Sektöre Uygun Kişisel Gelişim
Yeni mezunların kişisel gelişim sürecini mümkün olduğunca fazla donanımla tamamlamaya çalışması dendiğinde çoğu genç birkaç aylık kursları ya da üniversite yıllarında katılım gösterilen sertifika programlarını anlamaktadır. İş hayatında kişisel gelişim birkaç ay ya da yıl değil, “tüm hayat boyunca devam eden bir süreçtir”. Bu doğrultuda özellikle modern teknolojilerin etkisiyle sürekli değişim gösteren sektörlerde çalışanların da kişisel gelişimine ara vermeden döngüsel bir biçimde devam etmesi gerekir. Kişisel gelişimde sektörün önemi ise tam da bu aşamada ortaya çıkmaktadır. Kariyerine E-ticaret sektöründe başlamak isteyen bir gencin Office uygulamaları konusunda bilgi sahibi olması kendisine avantaj sağlasa da, tüm kişisel gelişim sürecini bu uygulamalarda uzmanlaşmak için harcaması zamanının büyük bir bölümünü de boşa harcamak manasına gelecektir. Zira internet teknolojilerini ilgilendiren E-ticaret sektöründe birçok farklı konuda bilgi sahibi olunması gerektiğinden, bu konuda kişisel gelişim sürecinde de tek bir noktaya takılmamak gerekir. Farklı sektörlerde iş arayan kişiye avantaj sağlayacak nitelikler de birbirinden farklıdır ve bu doğrultuda doğru analiz yapılarak çalışanın kendisine “gerçekten” avantaj sağlayacak bir konuya yönelmesi yarar sağlayacaktır.

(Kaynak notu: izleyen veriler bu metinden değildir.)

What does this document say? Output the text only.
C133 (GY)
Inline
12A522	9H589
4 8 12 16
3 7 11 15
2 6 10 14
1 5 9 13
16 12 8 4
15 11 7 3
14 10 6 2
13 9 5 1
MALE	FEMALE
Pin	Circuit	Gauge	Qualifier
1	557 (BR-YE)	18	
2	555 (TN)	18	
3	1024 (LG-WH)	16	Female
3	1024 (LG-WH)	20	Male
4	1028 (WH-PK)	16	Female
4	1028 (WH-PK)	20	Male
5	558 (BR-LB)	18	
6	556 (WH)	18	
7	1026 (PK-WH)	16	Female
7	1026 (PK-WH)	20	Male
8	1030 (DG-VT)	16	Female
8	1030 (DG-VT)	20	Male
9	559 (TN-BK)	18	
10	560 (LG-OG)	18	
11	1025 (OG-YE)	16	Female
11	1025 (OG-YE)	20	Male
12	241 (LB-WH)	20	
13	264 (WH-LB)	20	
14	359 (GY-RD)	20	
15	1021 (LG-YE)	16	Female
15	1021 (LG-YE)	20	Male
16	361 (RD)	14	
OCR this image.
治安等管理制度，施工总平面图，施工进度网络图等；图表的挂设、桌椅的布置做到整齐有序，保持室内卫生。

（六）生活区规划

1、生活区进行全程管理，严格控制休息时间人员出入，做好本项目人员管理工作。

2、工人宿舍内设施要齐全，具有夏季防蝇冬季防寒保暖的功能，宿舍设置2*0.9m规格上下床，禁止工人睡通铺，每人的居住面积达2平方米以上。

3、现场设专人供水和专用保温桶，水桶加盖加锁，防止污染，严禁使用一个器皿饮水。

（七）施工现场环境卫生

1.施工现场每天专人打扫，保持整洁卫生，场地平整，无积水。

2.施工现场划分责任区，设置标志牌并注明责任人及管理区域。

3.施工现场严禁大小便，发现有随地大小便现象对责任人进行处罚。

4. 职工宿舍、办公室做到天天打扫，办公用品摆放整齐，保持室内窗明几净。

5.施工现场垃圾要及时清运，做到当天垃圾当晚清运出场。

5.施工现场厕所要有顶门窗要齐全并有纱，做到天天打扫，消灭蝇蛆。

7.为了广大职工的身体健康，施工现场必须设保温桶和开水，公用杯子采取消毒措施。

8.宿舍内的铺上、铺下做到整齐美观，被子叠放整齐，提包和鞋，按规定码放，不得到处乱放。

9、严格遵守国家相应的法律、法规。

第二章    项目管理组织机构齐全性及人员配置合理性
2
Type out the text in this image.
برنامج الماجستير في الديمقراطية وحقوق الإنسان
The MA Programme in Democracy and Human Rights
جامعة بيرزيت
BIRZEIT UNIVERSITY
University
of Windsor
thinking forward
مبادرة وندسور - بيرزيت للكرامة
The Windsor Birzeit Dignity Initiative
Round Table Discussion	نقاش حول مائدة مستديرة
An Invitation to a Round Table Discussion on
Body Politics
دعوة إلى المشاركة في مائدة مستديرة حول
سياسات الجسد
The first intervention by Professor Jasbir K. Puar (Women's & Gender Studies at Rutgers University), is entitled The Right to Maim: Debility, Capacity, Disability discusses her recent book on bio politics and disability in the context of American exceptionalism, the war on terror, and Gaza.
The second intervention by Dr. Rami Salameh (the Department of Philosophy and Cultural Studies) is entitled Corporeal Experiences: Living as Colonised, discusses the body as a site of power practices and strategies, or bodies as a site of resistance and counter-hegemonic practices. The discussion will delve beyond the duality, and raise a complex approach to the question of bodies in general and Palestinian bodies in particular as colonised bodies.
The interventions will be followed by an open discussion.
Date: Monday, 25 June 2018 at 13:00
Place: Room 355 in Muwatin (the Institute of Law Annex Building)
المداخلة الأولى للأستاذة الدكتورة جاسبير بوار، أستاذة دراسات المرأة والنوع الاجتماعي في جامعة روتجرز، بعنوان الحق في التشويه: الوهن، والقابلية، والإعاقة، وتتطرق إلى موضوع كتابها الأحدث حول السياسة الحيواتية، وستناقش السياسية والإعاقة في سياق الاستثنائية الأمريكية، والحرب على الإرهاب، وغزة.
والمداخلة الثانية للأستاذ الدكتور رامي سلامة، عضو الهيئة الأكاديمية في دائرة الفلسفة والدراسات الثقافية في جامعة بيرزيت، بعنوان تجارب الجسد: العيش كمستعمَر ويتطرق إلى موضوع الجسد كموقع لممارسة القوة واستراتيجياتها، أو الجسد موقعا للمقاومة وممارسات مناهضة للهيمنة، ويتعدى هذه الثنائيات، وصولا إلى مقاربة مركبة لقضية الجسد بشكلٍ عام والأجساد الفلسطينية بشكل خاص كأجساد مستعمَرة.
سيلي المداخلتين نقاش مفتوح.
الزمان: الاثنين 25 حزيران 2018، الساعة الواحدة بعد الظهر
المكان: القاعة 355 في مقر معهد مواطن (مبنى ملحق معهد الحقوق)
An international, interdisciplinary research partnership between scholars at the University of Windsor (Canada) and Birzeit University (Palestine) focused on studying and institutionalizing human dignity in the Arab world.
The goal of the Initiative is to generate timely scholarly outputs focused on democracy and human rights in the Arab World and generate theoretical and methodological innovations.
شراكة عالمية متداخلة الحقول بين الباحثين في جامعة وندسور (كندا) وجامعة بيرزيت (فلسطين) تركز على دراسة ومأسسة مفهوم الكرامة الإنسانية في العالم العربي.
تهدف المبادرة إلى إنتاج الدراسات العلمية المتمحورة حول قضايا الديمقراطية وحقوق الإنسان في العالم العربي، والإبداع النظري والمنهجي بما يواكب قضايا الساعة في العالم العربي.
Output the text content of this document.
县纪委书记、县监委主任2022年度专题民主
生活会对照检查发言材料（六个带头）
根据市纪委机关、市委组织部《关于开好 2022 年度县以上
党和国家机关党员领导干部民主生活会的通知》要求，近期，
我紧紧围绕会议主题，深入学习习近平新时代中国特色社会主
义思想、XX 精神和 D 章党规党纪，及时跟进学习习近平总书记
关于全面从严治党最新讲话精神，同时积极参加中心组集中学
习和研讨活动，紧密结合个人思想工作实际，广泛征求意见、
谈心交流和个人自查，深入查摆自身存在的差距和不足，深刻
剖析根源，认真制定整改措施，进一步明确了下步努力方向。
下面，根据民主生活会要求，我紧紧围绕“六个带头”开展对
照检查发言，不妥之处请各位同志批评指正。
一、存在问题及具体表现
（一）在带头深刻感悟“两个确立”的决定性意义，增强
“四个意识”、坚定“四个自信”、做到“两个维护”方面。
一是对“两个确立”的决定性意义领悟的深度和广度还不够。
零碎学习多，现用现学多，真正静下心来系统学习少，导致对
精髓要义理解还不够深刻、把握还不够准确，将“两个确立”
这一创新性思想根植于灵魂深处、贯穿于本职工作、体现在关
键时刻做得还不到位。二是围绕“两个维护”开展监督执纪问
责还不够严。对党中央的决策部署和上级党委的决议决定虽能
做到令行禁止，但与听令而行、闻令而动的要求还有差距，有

Kişisel Gelişimde Farklılık
Mezuniyet sonrasında çevrenin ve popüler iş trendlerinin etkisiyle bilinen alanlardaki kurslara katılmak şüphesiz genç için bir zarar değil, yarar sağlar. Ancak her iş başvurusunda işverenlerin ve insan kaynakları yetkililerinin görmeye alışık olduğu konular üzerinde yüzeysel bir eğitim almak da kişinin sıradanlaşmasına neden olacaktır. Çalışmak istenen sektöre uygun bir alanda fark yaratacak konulara yönelmek ve bu konularda uzmanlaşmaya çalışmak, çalışanın belirli özel pozisyonlar için öncelikli tercih edilen bir çalışan profiline dönüşmesini sağlayacaktır. İş hacmi geniş olduğu için daha fazla çalışanın alındığı alanlarda rekabetin de fazla olduğu ve bu pozisyonlara çok daha fazla çalışanın başvurduğu unutulmamalıdır. Mezuniyet sonrası daha özel alanların araştırılması ve sektöre bağlı olarak çalışanın kendisine avantaj sağlayarak özel beceri ve bilgi gerektiren bir pozisyona dair kişisel gelişim çalışmaları yapması, iş arama sürecinde kendisine çok ciddi bir avantaj sağlayacaktır. Amaca bağlı olarak bu konuya yabancı dil öğrenmek de dahil olabilmektedir. Herkesin CV satırlarında yabancı dil bölümünde İngilizce yazarken, kişinin yabancı dilinin Almanca, Rusya ya da küresel dev haline dönüşen Çin ile anlaşma imkanı sunacak Çince yazması; “sektöre bağlı olarak” kişiye tahmin ettiğinden de fazla avantaj sağlayabilir.